In a recent 451 report Fellows said Akka Cloud Platform represents an interesting approach for enterprises considering replatforming to cloud native, because it addresses speed, scale and cost, and is aimed at removing complexity that other approaches may hold.

AWS is the first cloud platform the new Akka technology will run on, but it will be available for Google Cloud Platform and Microsoft Azure later this year, the company said.

"We saw an opportunity to accelerate time-to-value for creating microservices that are resilient to failure, highly efficient, operate at any scale, and easily integrate with other services in the AWS ecosystem such as Kafka, Cassandra, data stores, et cetera," said Jonas Bonér, creator of Akka and co-founder and CTO of Lightbend, in an interview. Akka makes it simple for AWS users to deploy and scale Kubernetes-powered Akka applications on EKS and integrates telemetry and DevOps tooling, he added.

It has a rich history in data, integration, application development and management -- if it's going to 'make it' this is the right time and place.
William FellowsResearch director, 451 Research

When moving to the cloud, using microservices and containers is a given, and the ecosystem around Kubernetes makes the management of the containers and frameworks easier throughout development lifecycles, Bonér said.

"But now you have a set of concerns that are specific to the application logic for distributed systems -- how they handle massive scale, how they handle failure, how they handle these classic challenges of distributed systems with hundreds of thousands to millions of users," he said. This is what Akka Cloud Platform was built to address.

In addition, "It's where the customers are going -- though serverless does have an on-premises role as well," Fellows said.
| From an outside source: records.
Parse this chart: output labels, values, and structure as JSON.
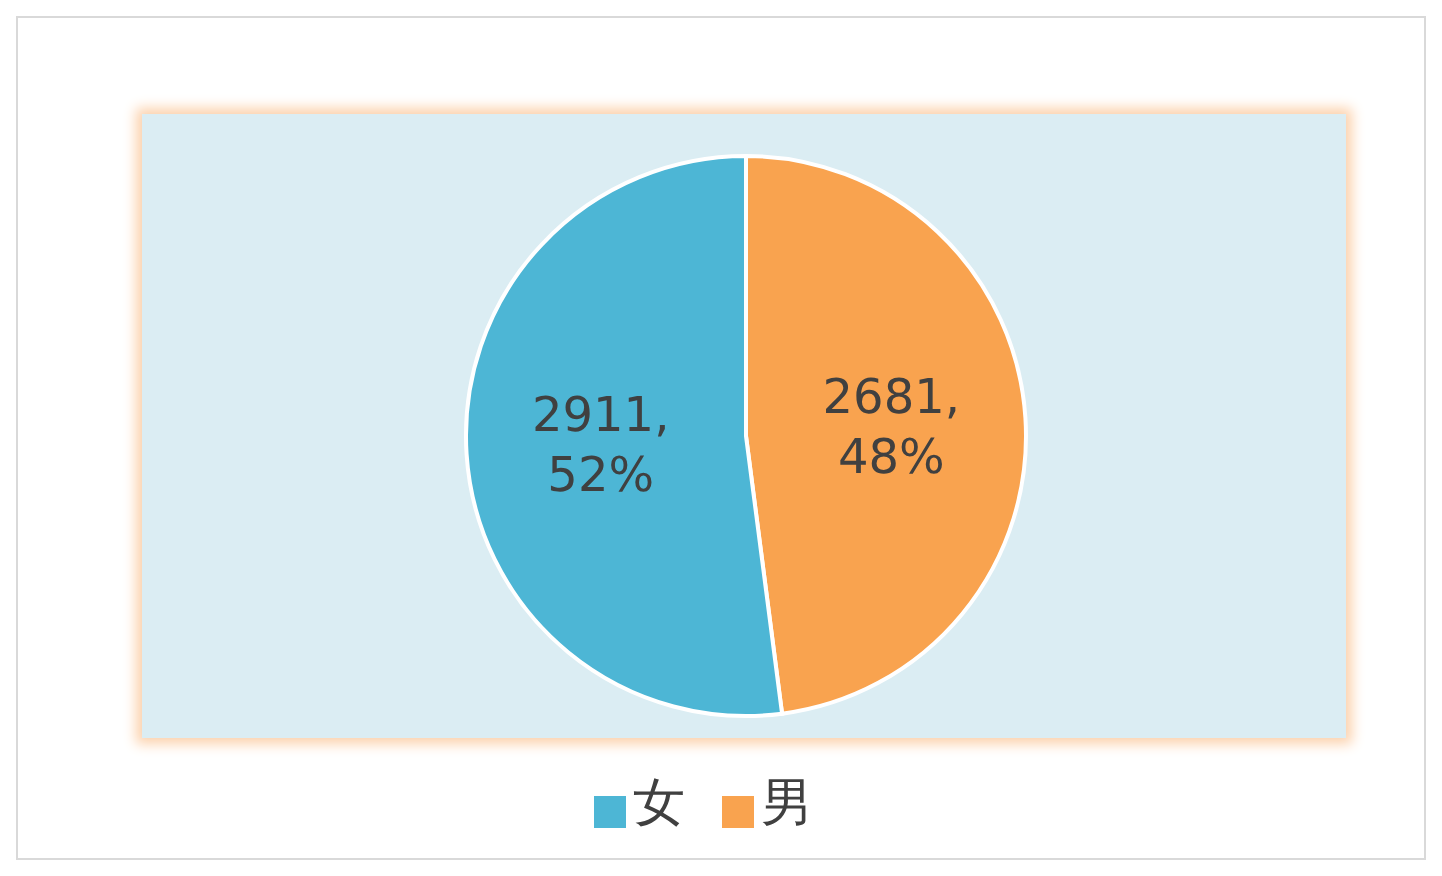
{
  "chart_data": {
    "type": "pie",
    "categories": [
      "男",
      "女"
    ],
    "values": [
      2681,
      2911
    ],
    "colors": [
      "#f9a34f",
      "#4db6d5"
    ],
    "value_labels": [
      "2681, 48%",
      "2911, 52%"
    ],
    "legend": "bottom"
  }
}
Moreover, one of the benefits the Akka Platform has over other frameworks is that "it has a rich history in data, integration, application development and management -- if it's going to 'make it' this is the right time and place," he said. "Plus, there's no lock-in to any one vendor."

That's key because all the hyperscalers have competing offerings themselves that take advantage of their respective serverless environments, Fellows said in a recent report. Other competitors include Serverless, Pulumi, Stackery, StackPath and Nimbella, he said.
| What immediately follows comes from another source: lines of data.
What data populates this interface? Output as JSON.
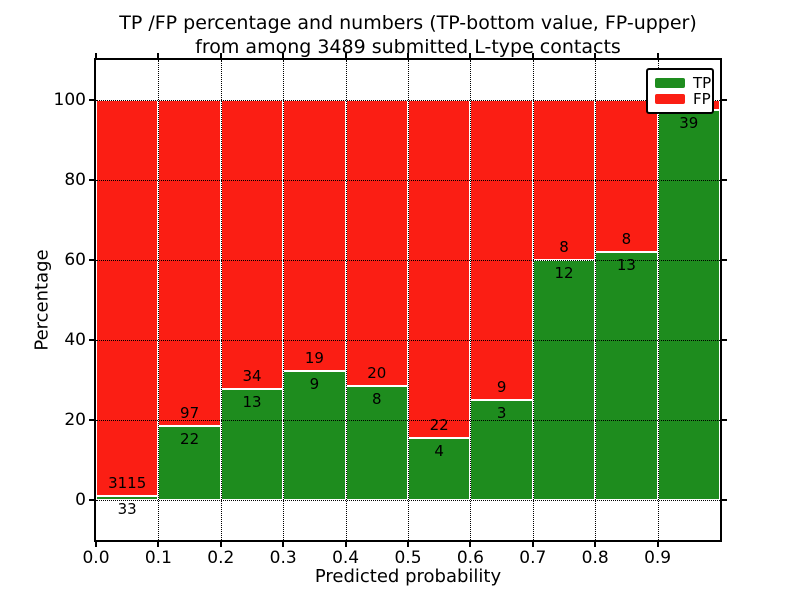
{
  "title": {
    "line1": "TP /FP percentage and numbers (TP-bottom value, FP-upper)",
    "line2": "from among 3489 submitted L-type contacts"
  },
  "axes": {
    "xlabel": "Predicted probability",
    "ylabel": "Percentage"
  },
  "legend": {
    "position": "upper right",
    "items": [
      {
        "label": "TP",
        "color": "#1e8c1e"
      },
      {
        "label": "FP",
        "color": "#fb1e14"
      }
    ]
  },
  "chart_data": {
    "type": "bar",
    "stacked": true,
    "title": "TP /FP percentage and numbers (TP-bottom value, FP-upper)\nfrom among 3489 submitted L-type contacts",
    "xlabel": "Predicted probability",
    "ylabel": "Percentage",
    "xlim": [
      0.0,
      1.0
    ],
    "ylim": [
      -10,
      110
    ],
    "x_tick_labels": [
      "0.0",
      "0.1",
      "0.2",
      "0.3",
      "0.4",
      "0.5",
      "0.6",
      "0.7",
      "0.8",
      "0.9"
    ],
    "y_tick_values": [
      0,
      20,
      40,
      60,
      80,
      100
    ],
    "y_tick_labels": [
      "0",
      "20",
      "40",
      "60",
      "80",
      "100"
    ],
    "grid": "dotted",
    "bar_edge_color": "#ffffff",
    "legend_position": "upper right",
    "total_contacts": 3489,
    "series": [
      {
        "name": "TP",
        "color": "#1e8c1e"
      },
      {
        "name": "FP",
        "color": "#fb1e14"
      }
    ],
    "bins": [
      {
        "x_start": 0.0,
        "x_end": 0.1,
        "tp_count": 33,
        "fp_count": 3115,
        "tp_pct": 1.05
      },
      {
        "x_start": 0.1,
        "x_end": 0.2,
        "tp_count": 22,
        "fp_count": 97,
        "tp_pct": 18.49
      },
      {
        "x_start": 0.2,
        "x_end": 0.3,
        "tp_count": 13,
        "fp_count": 34,
        "tp_pct": 27.66
      },
      {
        "x_start": 0.3,
        "x_end": 0.4,
        "tp_count": 9,
        "fp_count": 19,
        "tp_pct": 32.14
      },
      {
        "x_start": 0.4,
        "x_end": 0.5,
        "tp_count": 8,
        "fp_count": 20,
        "tp_pct": 28.57
      },
      {
        "x_start": 0.5,
        "x_end": 0.6,
        "tp_count": 4,
        "fp_count": 22,
        "tp_pct": 15.38
      },
      {
        "x_start": 0.6,
        "x_end": 0.7,
        "tp_count": 3,
        "fp_count": 9,
        "tp_pct": 25.0
      },
      {
        "x_start": 0.7,
        "x_end": 0.8,
        "tp_count": 12,
        "fp_count": 8,
        "tp_pct": 60.0
      },
      {
        "x_start": 0.8,
        "x_end": 0.9,
        "tp_count": 13,
        "fp_count": 8,
        "tp_pct": 61.9
      },
      {
        "x_start": 0.9,
        "x_end": 1.0,
        "tp_count": 39,
        "fp_count": null,
        "tp_pct": 97.5
      }
    ]
  }
}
Overall, Akka's point of view as a framework is that availability, scalability, low latency and high throughput are at the forefront of design considerations for cloud-native applications. Akka was built for the very hardest problems of cloud-native apps -- use cases like stateful, streaming data and real-time, while allowing for extreme levels of scale and availability. It also alleviates the developer from having to deal with explicit locking and thread management and makes it easier to write correct concurrent and parallel systems.

Akka has already been well-tested, as some of the world's highest traffic cloud-native applications have been running on it before "cloud native" was a popular industry term. These include Fortnite with 250 million users and iHeartRadio with 128 million users, Bonér said.